Wieder einmal kommt es zum Hungerstreik. Wieder einmal brannte es. Und wieder einmal versuchte sich ein Insasse umzubringen. Beinahe regelmäßig kommt es im Grünauer Abschiebegewahrsam zu schweren Ausschreitungen. Doch von einem kontinuierlichen Protest kann keine Rede sein. Denn es sind immer neue Insassen, die aufbegehren.
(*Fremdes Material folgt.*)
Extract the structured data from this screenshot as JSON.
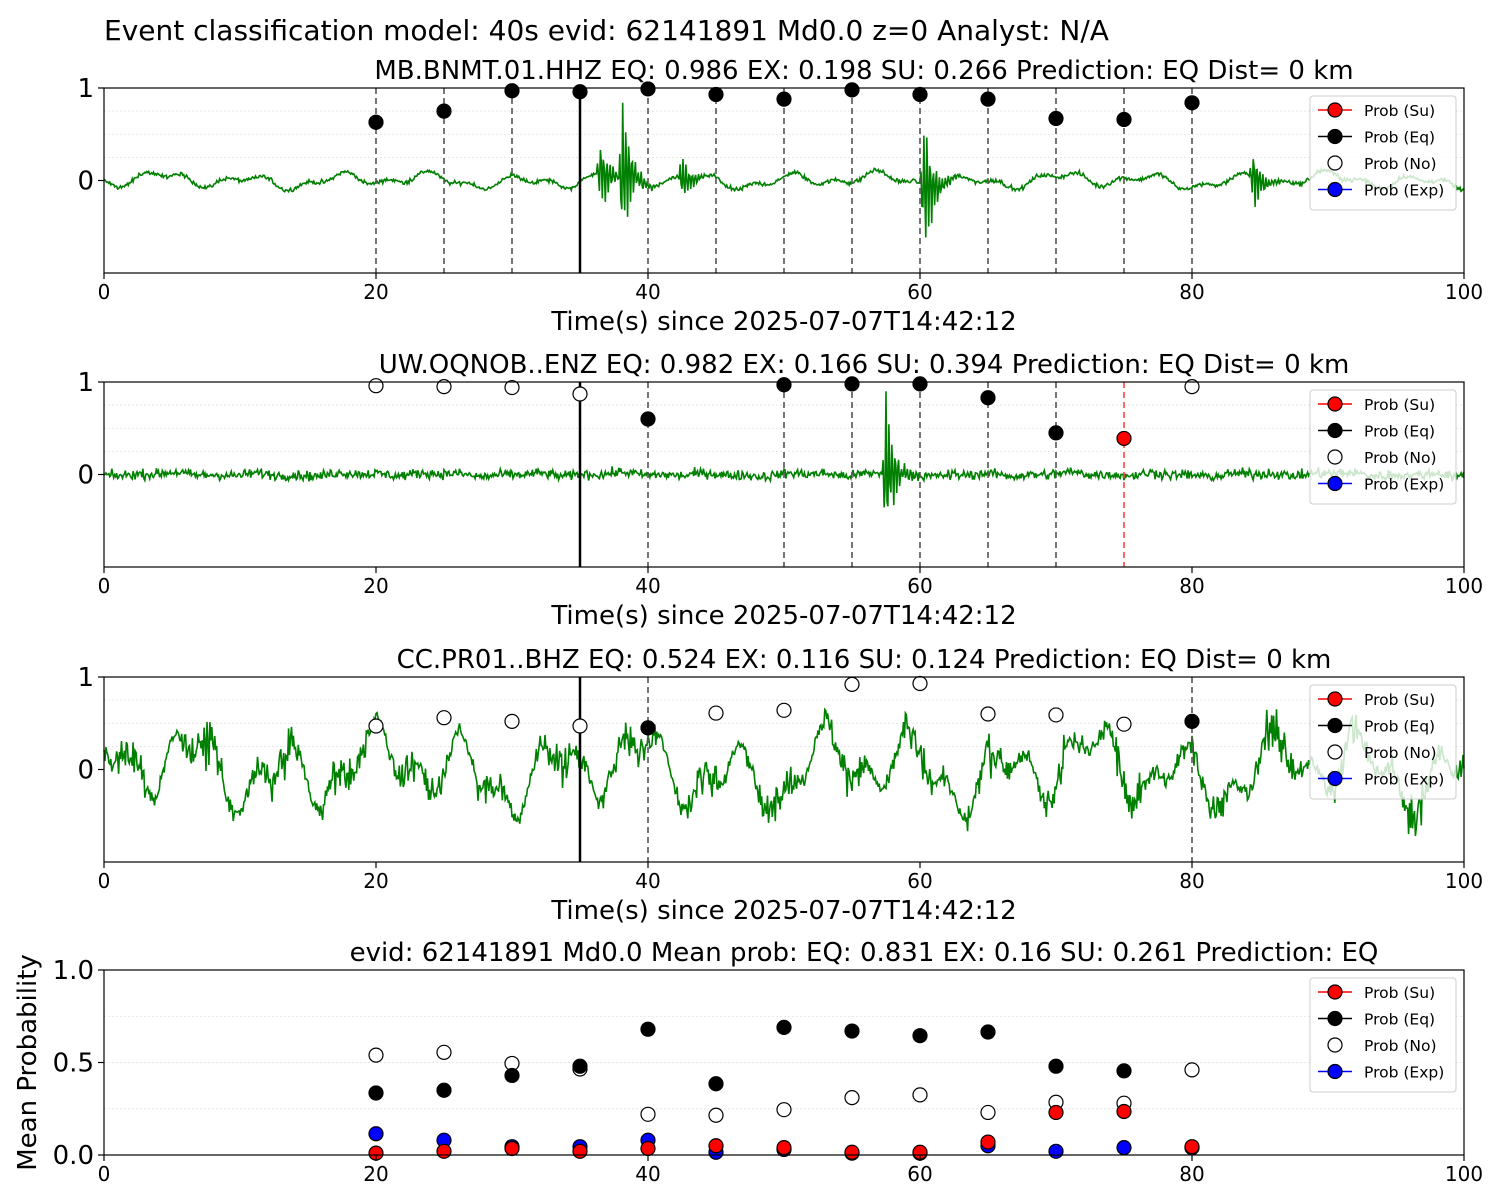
{
  "suptitle": "Event classification model: 40s evid: 62141891 Md0.0 z=0 Analyst: N/A",
  "legend": [
    {
      "label": "Prob (Su)",
      "color": "#ff0000",
      "fill": true
    },
    {
      "label": "Prob (Eq)",
      "color": "#000000",
      "fill": true
    },
    {
      "label": "Prob (No)",
      "color": "#000000",
      "fill": false
    },
    {
      "label": "Prob (Exp)",
      "color": "#0000ff",
      "fill": true
    }
  ],
  "chart_data": [
    {
      "type": "line",
      "title": "MB.BNMT.01.HHZ   EQ: 0.986  EX: 0.198  SU: 0.266   Prediction: EQ    Dist= 0 km",
      "xlabel": "Time(s) since 2025-07-07T14:42:12",
      "ylabel": "",
      "xlim": [
        0,
        100
      ],
      "ylim": [
        -1,
        1
      ],
      "xticks": [
        "0",
        "20",
        "40",
        "60",
        "80",
        "100"
      ],
      "yticks": [
        "0",
        "1"
      ],
      "waveform_color": "#008000",
      "arrival_time": 35,
      "window_lines": [
        {
          "x": 20,
          "color": "#555555"
        },
        {
          "x": 25,
          "color": "#555555"
        },
        {
          "x": 30,
          "color": "#555555"
        },
        {
          "x": 40,
          "color": "#555555"
        },
        {
          "x": 45,
          "color": "#555555"
        },
        {
          "x": 50,
          "color": "#555555"
        },
        {
          "x": 55,
          "color": "#555555"
        },
        {
          "x": 60,
          "color": "#555555"
        },
        {
          "x": 65,
          "color": "#555555"
        },
        {
          "x": 70,
          "color": "#555555"
        },
        {
          "x": 75,
          "color": "#555555"
        },
        {
          "x": 80,
          "color": "#555555"
        }
      ],
      "points": [
        {
          "x": 20,
          "y": 0.63,
          "class": "Eq"
        },
        {
          "x": 25,
          "y": 0.75,
          "class": "Eq"
        },
        {
          "x": 30,
          "y": 0.97,
          "class": "Eq"
        },
        {
          "x": 35,
          "y": 0.96,
          "class": "Eq"
        },
        {
          "x": 40,
          "y": 0.99,
          "class": "Eq"
        },
        {
          "x": 45,
          "y": 0.93,
          "class": "Eq"
        },
        {
          "x": 50,
          "y": 0.88,
          "class": "Eq"
        },
        {
          "x": 55,
          "y": 0.98,
          "class": "Eq"
        },
        {
          "x": 60,
          "y": 0.93,
          "class": "Eq"
        },
        {
          "x": 65,
          "y": 0.88,
          "class": "Eq"
        },
        {
          "x": 70,
          "y": 0.67,
          "class": "Eq"
        },
        {
          "x": 75,
          "y": 0.66,
          "class": "Eq"
        },
        {
          "x": 80,
          "y": 0.84,
          "class": "Eq"
        }
      ],
      "bursts": [
        [
          36.5,
          0.45
        ],
        [
          38.1,
          0.9
        ],
        [
          42.5,
          0.28
        ],
        [
          60.3,
          0.95
        ],
        [
          84.5,
          0.4
        ]
      ],
      "noise_level": 0.04,
      "wave_amp": 0.09
    },
    {
      "type": "line",
      "title": "UW.OQNOB..ENZ   EQ: 0.982  EX: 0.166  SU: 0.394   Prediction: EQ    Dist= 0 km",
      "xlabel": "Time(s) since 2025-07-07T14:42:12",
      "ylabel": "",
      "xlim": [
        0,
        100
      ],
      "ylim": [
        -1,
        1
      ],
      "xticks": [
        "0",
        "20",
        "40",
        "60",
        "80",
        "100"
      ],
      "yticks": [
        "0",
        "1"
      ],
      "waveform_color": "#008000",
      "arrival_time": 35,
      "window_lines": [
        {
          "x": 40,
          "color": "#555555"
        },
        {
          "x": 50,
          "color": "#555555"
        },
        {
          "x": 55,
          "color": "#555555"
        },
        {
          "x": 60,
          "color": "#555555"
        },
        {
          "x": 65,
          "color": "#555555"
        },
        {
          "x": 70,
          "color": "#555555"
        },
        {
          "x": 75,
          "color": "#ff4444"
        }
      ],
      "points": [
        {
          "x": 20,
          "y": 0.96,
          "class": "No"
        },
        {
          "x": 25,
          "y": 0.95,
          "class": "No"
        },
        {
          "x": 30,
          "y": 0.94,
          "class": "No"
        },
        {
          "x": 35,
          "y": 0.87,
          "class": "No"
        },
        {
          "x": 40,
          "y": 0.6,
          "class": "Eq"
        },
        {
          "x": 50,
          "y": 0.97,
          "class": "Eq"
        },
        {
          "x": 55,
          "y": 0.98,
          "class": "Eq"
        },
        {
          "x": 60,
          "y": 0.98,
          "class": "Eq"
        },
        {
          "x": 65,
          "y": 0.83,
          "class": "Eq"
        },
        {
          "x": 70,
          "y": 0.45,
          "class": "Eq"
        },
        {
          "x": 75,
          "y": 0.39,
          "class": "Su"
        },
        {
          "x": 80,
          "y": 0.95,
          "class": "No"
        }
      ],
      "bursts": [
        [
          57.5,
          0.85
        ]
      ],
      "noise_level": 0.09,
      "wave_amp": 0.02
    },
    {
      "type": "line",
      "title": "CC.PR01..BHZ   EQ: 0.524  EX: 0.116  SU: 0.124   Prediction: EQ    Dist= 0 km",
      "xlabel": "Time(s) since 2025-07-07T14:42:12",
      "ylabel": "",
      "xlim": [
        0,
        100
      ],
      "ylim": [
        -1,
        1
      ],
      "xticks": [
        "0",
        "20",
        "40",
        "60",
        "80",
        "100"
      ],
      "yticks": [
        "0",
        "1"
      ],
      "waveform_color": "#008000",
      "arrival_time": 35,
      "window_lines": [
        {
          "x": 40,
          "color": "#555555"
        },
        {
          "x": 80,
          "color": "#555555"
        }
      ],
      "points": [
        {
          "x": 20,
          "y": 0.47,
          "class": "No"
        },
        {
          "x": 25,
          "y": 0.56,
          "class": "No"
        },
        {
          "x": 30,
          "y": 0.52,
          "class": "No"
        },
        {
          "x": 35,
          "y": 0.47,
          "class": "No"
        },
        {
          "x": 40,
          "y": 0.45,
          "class": "Eq"
        },
        {
          "x": 45,
          "y": 0.61,
          "class": "No"
        },
        {
          "x": 50,
          "y": 0.64,
          "class": "No"
        },
        {
          "x": 55,
          "y": 0.92,
          "class": "No"
        },
        {
          "x": 60,
          "y": 0.93,
          "class": "No"
        },
        {
          "x": 65,
          "y": 0.6,
          "class": "No"
        },
        {
          "x": 70,
          "y": 0.59,
          "class": "No"
        },
        {
          "x": 75,
          "y": 0.49,
          "class": "No"
        },
        {
          "x": 80,
          "y": 0.52,
          "class": "Eq"
        }
      ],
      "bursts": [],
      "noise_level": 0.12,
      "wave_amp": 0.45
    },
    {
      "type": "scatter",
      "title": "evid: 62141891  Md0.0   Mean prob:   EQ: 0.831  EX: 0.16  SU: 0.261   Prediction: EQ",
      "xlabel": "",
      "ylabel": "Mean Probability",
      "xlim": [
        0,
        100
      ],
      "ylim": [
        0,
        1
      ],
      "xticks": [
        "0",
        "20",
        "40",
        "60",
        "80",
        "100"
      ],
      "yticks": [
        "0.0",
        "0.5",
        "1.0"
      ],
      "series": [
        {
          "name": "Prob (No)",
          "class": "No",
          "x": [
            20,
            25,
            30,
            35,
            40,
            45,
            50,
            55,
            60,
            65,
            70,
            75,
            80
          ],
          "values": [
            0.54,
            0.555,
            0.495,
            0.465,
            0.22,
            0.215,
            0.245,
            0.31,
            0.325,
            0.23,
            0.285,
            0.28,
            0.46
          ]
        },
        {
          "name": "Prob (Eq)",
          "class": "Eq",
          "x": [
            20,
            25,
            30,
            35,
            40,
            45,
            50,
            55,
            60,
            65,
            70,
            75,
            80
          ],
          "values": [
            0.335,
            0.35,
            0.43,
            0.48,
            0.68,
            0.385,
            0.69,
            0.67,
            0.645,
            0.665,
            0.48,
            0.455,
            0.04
          ]
        },
        {
          "name": "Prob (Exp)",
          "class": "Exp",
          "x": [
            20,
            25,
            30,
            35,
            40,
            45,
            50,
            55,
            60,
            65,
            70,
            75,
            80
          ],
          "values": [
            0.115,
            0.08,
            0.045,
            0.045,
            0.08,
            0.015,
            0.03,
            0.01,
            0.01,
            0.05,
            0.02,
            0.04,
            0.04
          ]
        },
        {
          "name": "Prob (Su)",
          "class": "Su",
          "x": [
            20,
            25,
            30,
            35,
            40,
            45,
            50,
            55,
            60,
            65,
            70,
            75,
            80
          ],
          "values": [
            0.01,
            0.02,
            0.035,
            0.02,
            0.035,
            0.05,
            0.04,
            0.015,
            0.015,
            0.07,
            0.23,
            0.235,
            0.045
          ]
        }
      ]
    }
  ]
}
Bei den jüngsten Ausschreitungen haben Häftlinge in der Nacht zum Dienstag mehrere Matratzen in Brand gesteckt. Das Feuer konnte laut Polizeiangaben zwar rasch gelöscht werden. Wegen der starken Rauchentwicklung mussten aber neben 32 Männern auch 17 Frauen im darüber gelegenen dritten Stock kurzzeitig ihre Zellen verlassen. Verletzt wurde dabei niemand.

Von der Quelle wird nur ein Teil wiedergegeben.